On 3 April 2015, the French Competition Authority (“FCA”) issued a revised procedural statement (communiqué de procédure) specifying the procedural rules to be applied to the FCA leniency program.

The FCA can gather evidence from companies that offered information under the FCA’s leniency program, set out in the French Commercial Code, pursuant to which partial or total immunity may be granted to a company which comes forward to report an anti-competitive practice in which it took part. The information given voluntarily by these whistleblowing companies is exchanged for reduced fines (please see the February 2015 and April 2015 editions of this Bulletin for illustrations).

It is widely considered that leniency programs encourage companies active in competition law violations to disclose their anti-competitive behaviour and that, as a result, consumers obtain a benefit from exempting whistleblowers rather than having them as heavily fined as the rest of the companies under scrutiny.

The revised procedural statement, which aims to increase the transparency and predictability of the FCA leniency program and to further align the FCA’s procedure with that of the EU Commission, can be summarized as follows:

1. Enhancements regarding “Type 2” leniency program applications

The FCA leniency program distinguishes between “Type 1” and “Type 2” leniency program applications. “Type 1” applications are eligible for total immunity and correspond to instances whereby a company contacts first the FCA to either provide valuable information on an anti- competitive practice the FCA was not aware of (so-called “Type 1A” applications) or brings evidence enabling the FCA to start proceedings against companies it suspected of competition law violations (so-called “Type 1B” applications). Those applications not qualifying for these requirements can only apply for partial immunity (“Type 2” applications).
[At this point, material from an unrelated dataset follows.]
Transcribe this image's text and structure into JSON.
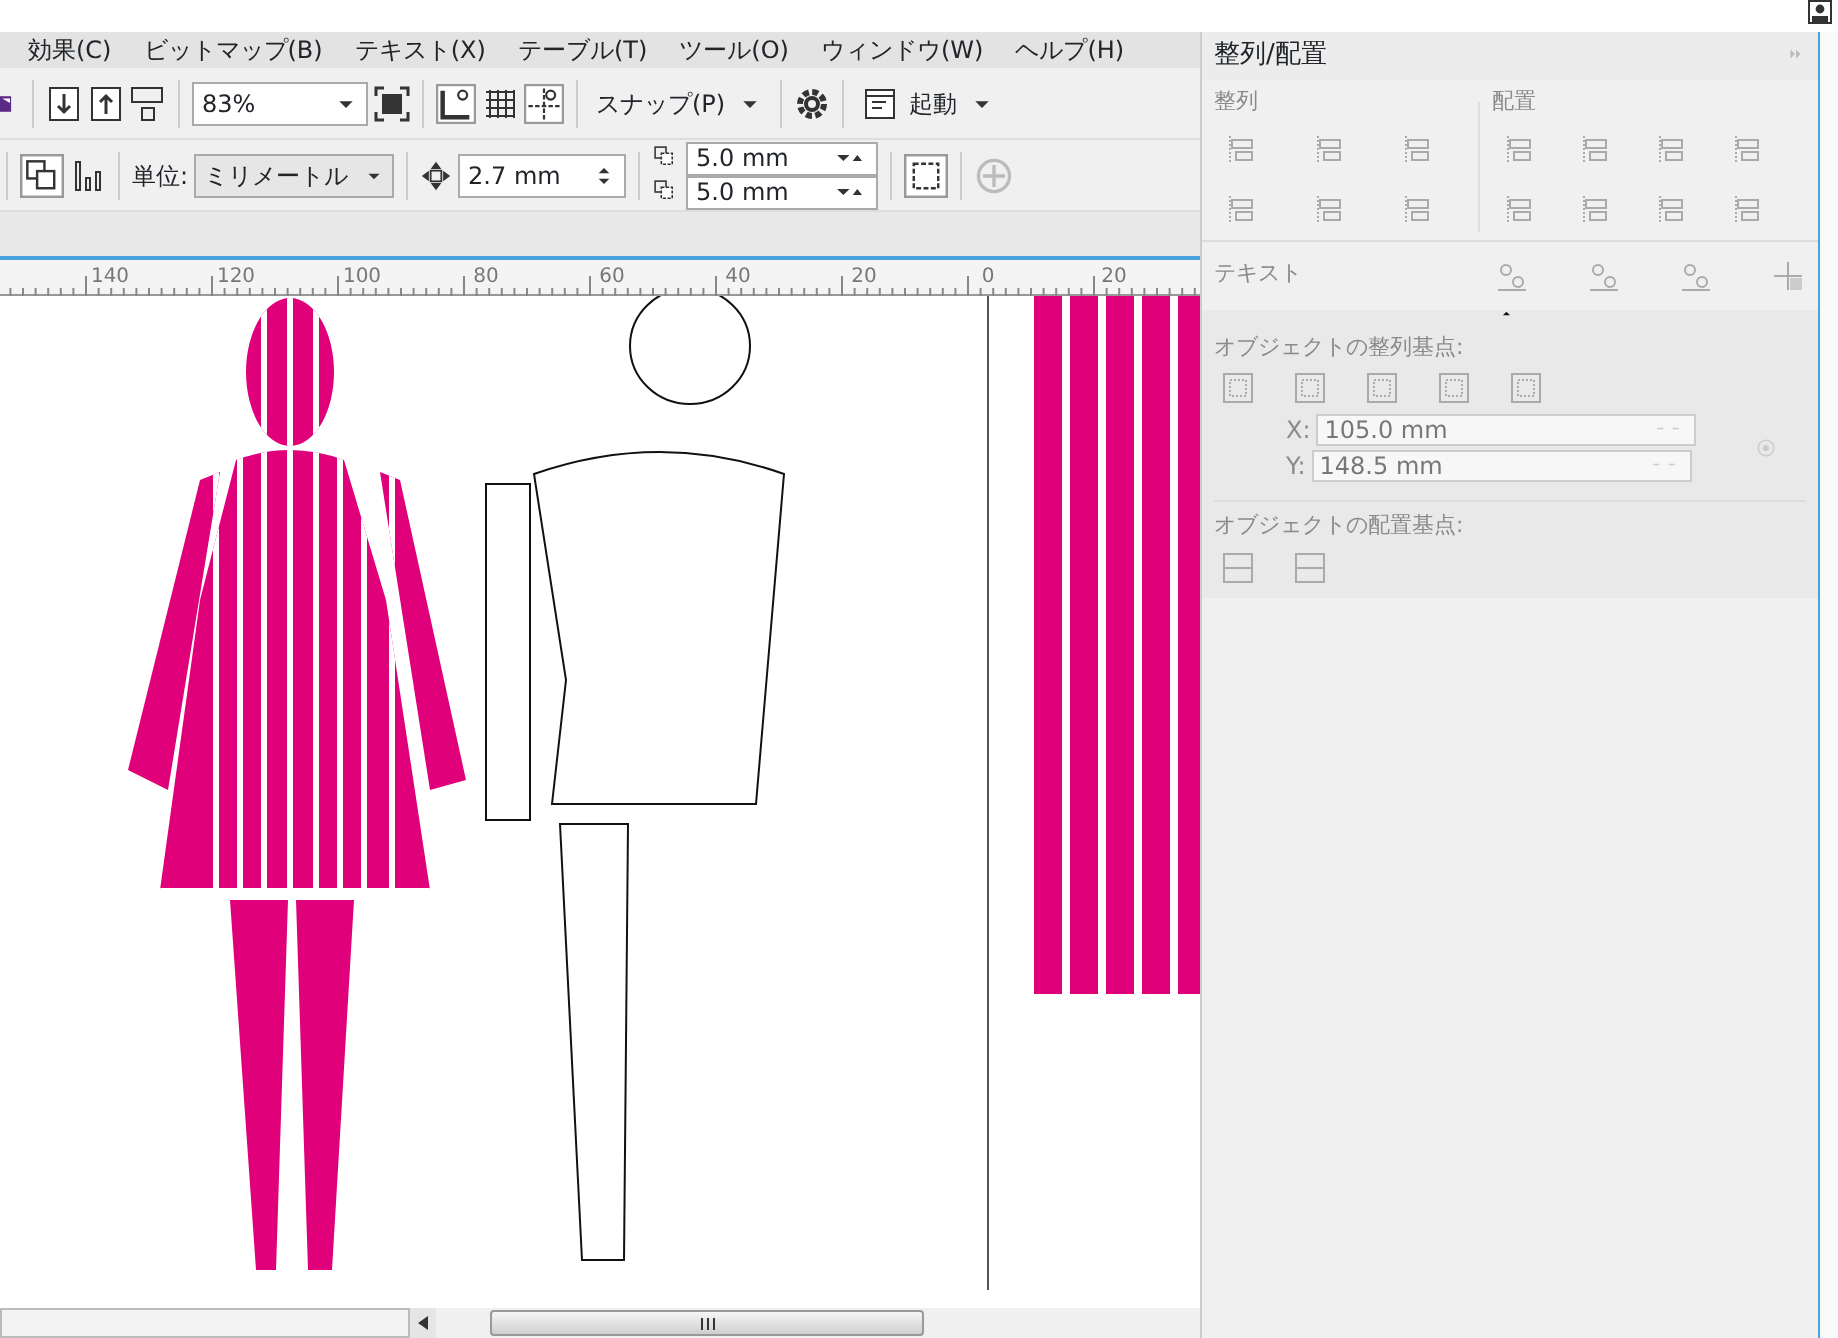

The revised procedural statement clarifies the levels of reduction of the fines for “Type 2” leniency program applications, which are now as follows: 25 to 50 % for the first applicant to provide an information of significant added-value, 15 to 40 % for the second company, and 25 % for all other companies.

Interestingly, it follows from the above ranges of fine reductions that a subsequent “Type 2” leniency program applicant can benefit from an equal or even higher discount than the first applicant. This is because, in evaluating discounts, the FCA takes into account not only the ranking of the leniency program application but also the added-value of the information provided and the timing of the application.

2. Increased transparency of the leniency program

The revised procedural statement indicates that the FCA will issue press releases upon completion of each search and seizure operation. Equally informed, companies will be able to decide on the opportunity of filing a leniency program application with the FCA. This way, the FCA aligns its procedure with that of the European Commission, except to the extent that the identity of the targeted companies will not be disclosed, so as to preserve their presumption of innocence.

If the FCA eventually decides not to prosecute the targeted companies following inspection, the FCA will issue an updated press release.

Clarification of the combination of the leniency program and the non-challenge procedure

The revised procedural statement specifies that the companies’ cooperation must be total, which includes the prohibition for an applicant company to challenge, at any stage of the procedure, the evidence it provided.

This appears to exclude the possibility for a company applying for the benefit of the leniency program to add the benefit of the so-called non-challenge procedure, whereby companies do not challenge the anti-competitive claims made against them by the FCA while also undertaking commitments to modify their actions in the future, in exchange for substantial reductions in fines.

Until now, the combination of the leniency and non-challenge programs was allowed. The FCA first admitted this possibility (without actually applying it) in its laundry detergent decision 11-D-17 dated 8 December 2011, Secteur des lessives. However, the procedural gains resulting from the combination of both programs must be deemed sufficient, which may be the case when the claims notified by the FCA to the company are different from the revelations made by the company in relation to the leniency program. Such differences may concern either the material, temporal, or personal scope of the companies’ involvements. The combination of both programs was granted only once by the FCA (decision 13-D-12 of 28 May 2013, Secteur de la commercialisation de produits chimiques).

This revised procedural statement overrides the procedural statement of 2 March 2009 and is effective as of 3 April 2015 for any new leniency program application.